Il tuo balcone è rovente e le piante bruciano? Questo arbusto da ombra adora il caldo e cresce splendidamente in vaso

Quando il calore estremo mette in ginocchio le piante del terrazzo

Le temperature che salgono vertiginosamente su balconi e terrazze rappresentano una vera sfida per chi ama il giardinaggio in vaso. Il fogliame si brucia, il terriccio si prosciuga in poche ore e gli arbusti deperiscono proprio nel cuore dell'estate. Molti appassionati finiscono per arrendersi, convinti che sia impossibile coltivare splendidi arbusti sempreverdi dove il sole picchia ogni giorno.

Eppure esiste una soluzione sorprendente. Un arbusto resistente al calore intenso può vivere benissimo in contenitore, rispettando alcune semplici accortezze. Parliamo di una pianta dal fogliame quasi tropicale, capace di ravvivare angoli ombrosi e sopportare giornate oltre i 30 gradi senza battere ciglio. Il suo segreto risiede tanto nell'aspetto straordinario quanto nella capacità di affrontare il sole cocente.

Fatsia 'Spider's Web', l'arbusto da ombra che prospera al caldo in vaso

Stiamo parlando del Fatsia japonica 'Spider's Web', un arbusto sempreverde della famiglia delle Araliaceae originario del Giappone meridionale. Coltivato in contenitore, raggiunge generalmente un'altezza compresa tra uno e due metri, con foglie palmate che possono avvicinarsi ai 40 centimetri di diametro. La loro variegatura bianca, che disegna come una ragnatela sul verde lucido, cambia secondo la stagione e l'età della pianta.

Durante l'autunno, questo Fatsia in vaso produce piccoli fiori bianchi riuniti a forma di sfera, seguiti da bacche nere decorative. Pianta da ombra o mezz'ombra, predilige la luce indiretta, sotto una tettoia, vicino a un muro o dietro una tenda se coltivata in interno. Le temperature tra 20 e 32 gradi gli si addicono perfettamente, purché il substrato rimanga fresco. Sotto i -15 gradi circa, conviene coltivare l'arbusto in contenitore mobile.

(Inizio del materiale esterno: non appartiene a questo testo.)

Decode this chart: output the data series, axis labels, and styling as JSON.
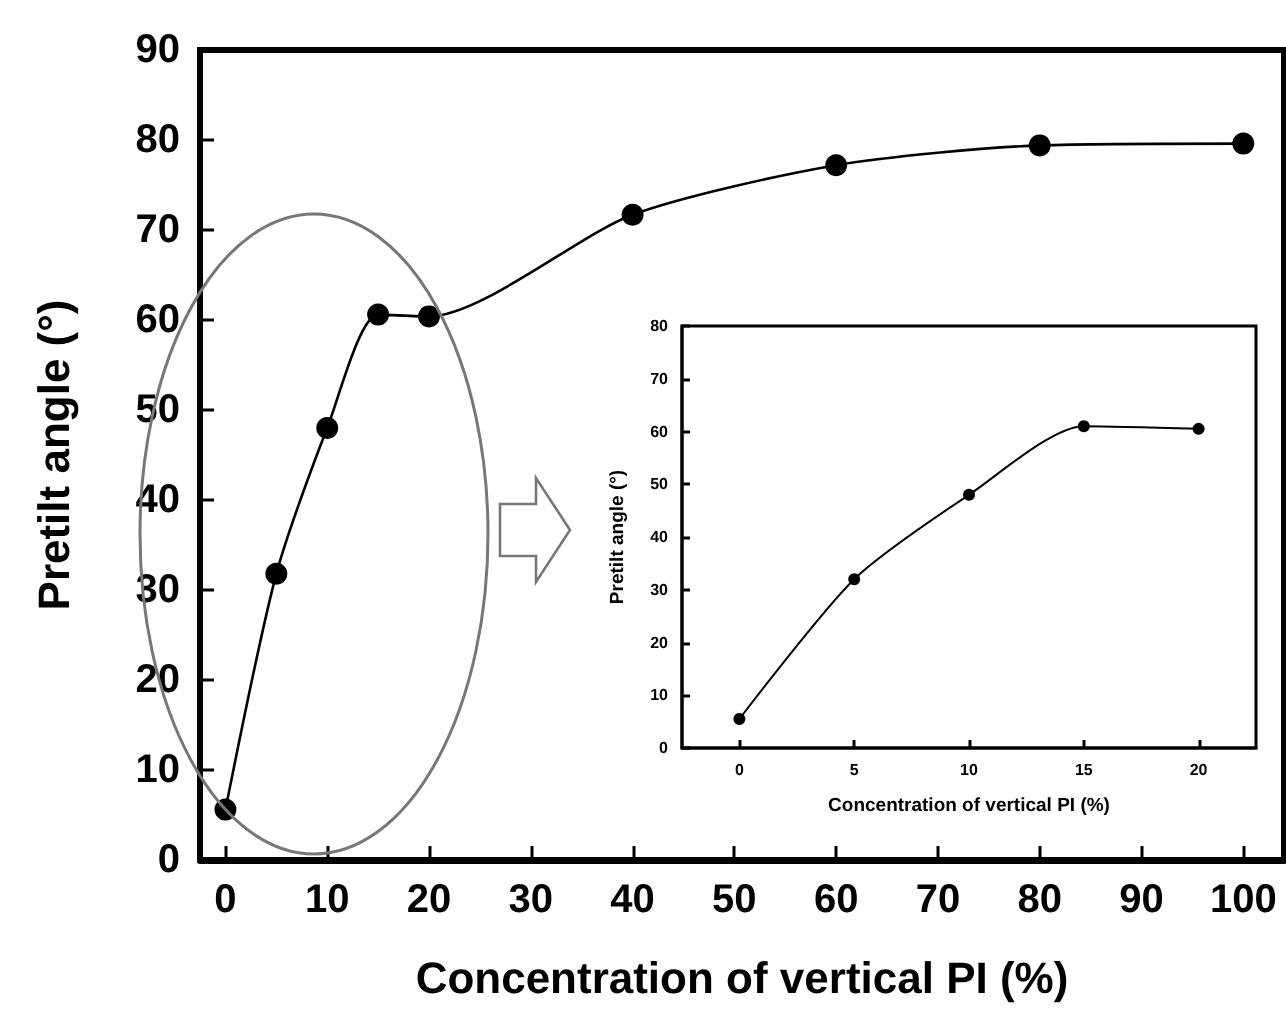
{
  "chart_data": [
    {
      "type": "line",
      "xlabel": "Concentration of vertical PI (%)",
      "ylabel": "Pretilt angle (°)",
      "x": [
        0,
        5,
        10,
        15,
        20,
        40,
        60,
        80,
        100
      ],
      "series": [
        {
          "color": "#000000",
          "values": [
            5.6,
            31.8,
            48,
            60.6,
            60.4,
            71.7,
            77.2,
            79.4,
            79.6
          ]
        }
      ],
      "xlim": [
        -2.5,
        104
      ],
      "ylim": [
        0,
        90
      ],
      "xticks": [
        0,
        10,
        20,
        30,
        40,
        50,
        60,
        70,
        80,
        90,
        100
      ],
      "yticks": [
        0,
        10,
        20,
        30,
        40,
        50,
        60,
        70,
        80,
        90
      ],
      "marker": "circle"
    },
    {
      "type": "line",
      "xlabel": "Concentration of vertical PI (%)",
      "ylabel": "Pretilt angle (°)",
      "x": [
        0,
        5,
        10,
        15,
        20
      ],
      "series": [
        {
          "color": "#000000",
          "values": [
            5.5,
            32,
            48,
            61,
            60.5
          ]
        }
      ],
      "xlim": [
        -2.5,
        22.5
      ],
      "ylim": [
        0,
        80
      ],
      "xticks": [
        0,
        5,
        10,
        15,
        20
      ],
      "yticks": [
        0,
        10,
        20,
        30,
        40,
        50,
        60,
        70,
        80
      ],
      "marker": "circle"
    }
  ]
}
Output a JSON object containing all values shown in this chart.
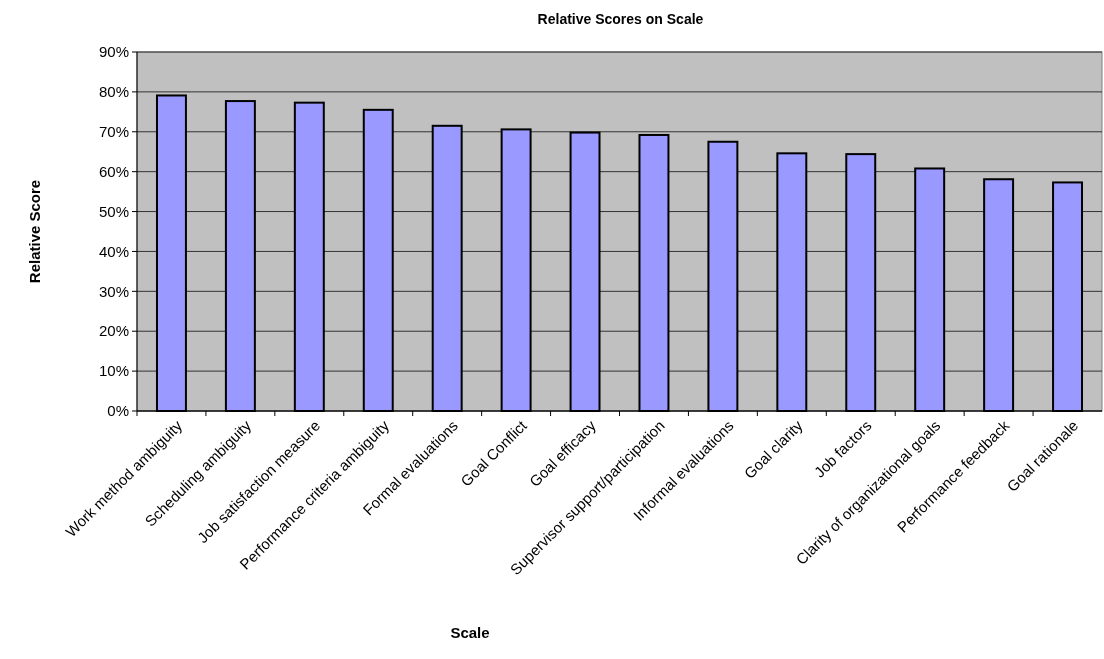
{
  "chart_data": {
    "type": "bar",
    "title": "Relative Scores on Scale",
    "xlabel": "Scale",
    "ylabel": "Relative Score",
    "categories": [
      "Work method ambiguity",
      "Scheduling ambiguity",
      "Job satisfaction measure",
      "Performance criteria ambiguity",
      "Formal evaluations",
      "Goal Conflict",
      "Goal efficacy",
      "Supervisor support/participation",
      "Informal evaluations",
      "Goal clarity",
      "Job factors",
      "Clarity of organizational goals",
      "Performance feedback",
      "Goal rationale"
    ],
    "values": [
      79.1,
      77.7,
      77.3,
      75.5,
      71.5,
      70.6,
      69.8,
      69.2,
      67.5,
      64.6,
      64.4,
      60.8,
      58.1,
      57.3
    ],
    "color": "#9999ff",
    "ylim": [
      0,
      90
    ],
    "yticks": [
      {
        "value": 0,
        "label": "0%"
      },
      {
        "value": 10,
        "label": "10%"
      },
      {
        "value": 20,
        "label": "20%"
      },
      {
        "value": 30,
        "label": "30%"
      },
      {
        "value": 40,
        "label": "40%"
      },
      {
        "value": 50,
        "label": "50%"
      },
      {
        "value": 60,
        "label": "60%"
      },
      {
        "value": 70,
        "label": "70%"
      },
      {
        "value": 80,
        "label": "80%"
      },
      {
        "value": 90,
        "label": "90%"
      }
    ],
    "grid": "y"
  }
}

Contenitore, substrato e posizione: come sistemare correttamente il tuo Fatsia japonica

Per garantirne la crescita rigogliosa, questo Fatsia in vaso richiede un contenitore appropriato. Puoi iniziare con una pianta giovane in un vaso di circa 25 centimetri di diametro, aumentando annualmente le dimensioni con un modello solo leggermente più ampio. Gli appassionati che vogliono evitare rinvasi frequenti scelgono talvolta un vaso di 20-25 centimetri più largo della zolla, garantendo così due o tre anni di margine di crescita.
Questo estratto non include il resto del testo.